有如下的數據,我們需要對其進行排序,字段的意思分別爲:商品,價格,數量

val rdd = sc.parallelize(List(
"iphone5 1000 20", 
"iphone6 2000 50",
"iphone7 2000 100", 
"iphone11 5000 50"))

需求:把商品按照價格升序

排序一: 元祖

import org.apache.spark.{SparkConf, SparkContext}
//導入的
import com.bigdata.spark.utils.ImplicitAspect._
object SortApp01 {

def main(args: Array[String]): Unit = {
    val sparkConf = new SparkConf().setMaster("local[2]").setAppName("my-spark")
    val sc = new SparkContext(sparkConf)

    val rdd = sc.parallelize(List("iphone5 1000 20", "iphone6 2000 50", 
    "iphone7 2000 100", "iphone11 5000 50"))
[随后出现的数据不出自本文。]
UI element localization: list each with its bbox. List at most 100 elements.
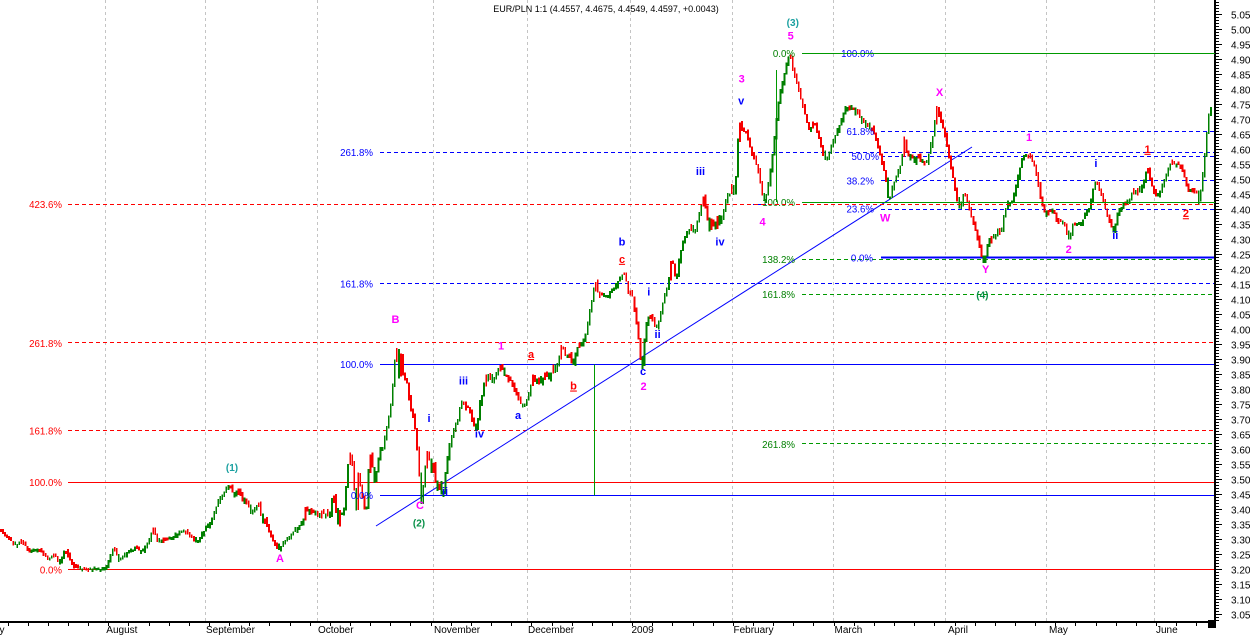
svg-text:0.0%: 0.0%	[851, 254, 873, 265]
svg-text:3.90: 3.90	[1231, 355, 1250, 366]
svg-text:100.0%: 100.0%	[340, 360, 373, 371]
svg-text:61.8%: 61.8%	[847, 127, 875, 138]
svg-text:0.0%: 0.0%	[40, 566, 62, 577]
svg-text:100.0%: 100.0%	[29, 478, 62, 489]
svg-text:3.75: 3.75	[1231, 400, 1250, 411]
svg-text:4.90: 4.90	[1231, 55, 1250, 66]
svg-text:261.8%: 261.8%	[29, 339, 62, 350]
svg-text:100.0%: 100.0%	[762, 198, 795, 209]
svg-text:i: i	[427, 413, 430, 425]
svg-text:November: November	[434, 625, 481, 636]
svg-text:4.85: 4.85	[1231, 70, 1250, 81]
svg-text:October: October	[318, 625, 354, 636]
svg-text:v: v	[738, 96, 745, 108]
svg-text:138.2%: 138.2%	[762, 255, 795, 266]
svg-text:(4): (4)	[976, 291, 988, 302]
svg-text:0.0%: 0.0%	[351, 491, 373, 502]
svg-text:June: June	[1156, 625, 1178, 636]
svg-text:4.50: 4.50	[1231, 175, 1250, 186]
svg-text:50.0%: 50.0%	[852, 152, 880, 163]
svg-text:a: a	[515, 410, 522, 422]
svg-text:161.8%: 161.8%	[340, 280, 373, 291]
svg-text:y: y	[0, 625, 5, 636]
svg-text:4.05: 4.05	[1231, 310, 1250, 321]
svg-text:3.95: 3.95	[1231, 340, 1250, 351]
svg-text:4.60: 4.60	[1231, 145, 1250, 156]
svg-text:4.30: 4.30	[1231, 235, 1250, 246]
svg-text:B: B	[392, 314, 400, 326]
svg-text:1: 1	[498, 341, 504, 353]
svg-text:May: May	[1049, 625, 1068, 636]
svg-text:b: b	[619, 237, 626, 249]
svg-text:3.20: 3.20	[1231, 565, 1250, 576]
svg-text:February: February	[734, 625, 774, 636]
svg-text:3.65: 3.65	[1231, 430, 1250, 441]
svg-text:3.80: 3.80	[1231, 385, 1250, 396]
svg-text:3.15: 3.15	[1231, 580, 1250, 591]
svg-text:December: December	[528, 625, 575, 636]
svg-text:23.6%: 23.6%	[847, 205, 875, 216]
svg-text:iv: iv	[475, 429, 485, 441]
svg-text:3.70: 3.70	[1231, 415, 1250, 426]
svg-text:i: i	[1094, 158, 1097, 170]
svg-text:3.35: 3.35	[1231, 520, 1250, 531]
svg-text:A: A	[276, 553, 284, 565]
svg-text:X: X	[936, 87, 944, 99]
svg-text:5.00: 5.00	[1231, 25, 1250, 36]
svg-text:3.40: 3.40	[1231, 505, 1250, 516]
svg-text:3.25: 3.25	[1231, 550, 1250, 561]
svg-text:EUR/PLN 1:1 (4.4557, 4.4675, 4: EUR/PLN 1:1 (4.4557, 4.4675, 4.4549, 4.4…	[493, 4, 718, 14]
svg-text:261.8%: 261.8%	[762, 440, 795, 451]
svg-text:4.45: 4.45	[1231, 190, 1250, 201]
svg-text:3.85: 3.85	[1231, 370, 1250, 381]
svg-text:3.10: 3.10	[1231, 595, 1250, 606]
svg-text:423.6%: 423.6%	[29, 200, 62, 211]
svg-text:4.25: 4.25	[1231, 250, 1250, 261]
svg-text:c: c	[640, 366, 646, 378]
svg-text:100.0%: 100.0%	[841, 49, 874, 60]
svg-text:(3): (3)	[787, 18, 799, 29]
svg-text:2009: 2009	[632, 625, 655, 636]
svg-text:3.55: 3.55	[1231, 460, 1250, 471]
svg-text:161.8%: 161.8%	[29, 427, 62, 438]
svg-text:a: a	[528, 349, 535, 361]
svg-text:4: 4	[760, 216, 767, 228]
svg-text:4.70: 4.70	[1231, 115, 1250, 126]
svg-text:38.2%: 38.2%	[847, 177, 875, 188]
svg-text:ii: ii	[655, 329, 661, 341]
svg-text:ii: ii	[442, 486, 448, 498]
svg-text:4.10: 4.10	[1231, 295, 1250, 306]
svg-text:1: 1	[1026, 132, 1032, 144]
svg-text:0.0%: 0.0%	[773, 49, 795, 60]
svg-text:4.75: 4.75	[1231, 100, 1250, 111]
svg-text:4.35: 4.35	[1231, 220, 1250, 231]
svg-text:April: April	[948, 625, 968, 636]
svg-text:3.45: 3.45	[1231, 490, 1250, 501]
svg-text:3.30: 3.30	[1231, 535, 1250, 546]
svg-text:5.05: 5.05	[1231, 10, 1250, 21]
svg-text:2: 2	[1066, 244, 1072, 256]
svg-text:4.15: 4.15	[1231, 280, 1250, 291]
svg-text:3: 3	[739, 73, 745, 85]
svg-text:4.40: 4.40	[1231, 205, 1250, 216]
svg-text:261.8%: 261.8%	[340, 148, 373, 159]
svg-text:4.95: 4.95	[1231, 40, 1250, 51]
svg-text:5: 5	[788, 31, 794, 43]
svg-text:3.05: 3.05	[1231, 610, 1250, 621]
svg-text:September: September	[206, 625, 256, 636]
svg-text:b: b	[570, 381, 577, 393]
svg-text:161.8%: 161.8%	[762, 290, 795, 301]
svg-text:iv: iv	[715, 237, 725, 249]
svg-text:4.20: 4.20	[1231, 265, 1250, 276]
svg-text:2: 2	[641, 381, 647, 393]
svg-text:4.55: 4.55	[1231, 160, 1250, 171]
svg-text:3.60: 3.60	[1231, 445, 1250, 456]
svg-text:iii: iii	[459, 376, 468, 388]
svg-text:4.80: 4.80	[1231, 85, 1250, 96]
svg-text:W: W	[880, 213, 891, 225]
svg-text:(2): (2)	[413, 519, 425, 530]
svg-text:4.00: 4.00	[1231, 325, 1250, 336]
svg-text:Y: Y	[982, 264, 990, 276]
svg-text:(1): (1)	[226, 463, 238, 474]
svg-text:C: C	[416, 500, 424, 512]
    val product = rdd.map(x => {
      //按照空格拆分
      val split = x.split(" ")
      val name = split(0)
      val price = split(1).toDouble
      val amount = split(2).toInt
      (name, price, amount)
    }).sortBy(x=>(x._2))//排序規則
	//打印數據
    product.printInfo()
    sc.stop()
  }
 }

結果如下:
在這裏插入圖片描述
上面printInfo方法,是對RDD進行了增強的方法,代碼如下:

object ImplicitAspect {

  implicit def rdd2RichRDD[T](rdd: RDD[T]) = new RichRDD[T](rdd)

}

class RichRDD[T](rdd: RDD[T]) {
  def printInfo(isPrint: Int = 0): Unit = {
    if (isPrint == 0) {
      rdd.collect().foreach(println)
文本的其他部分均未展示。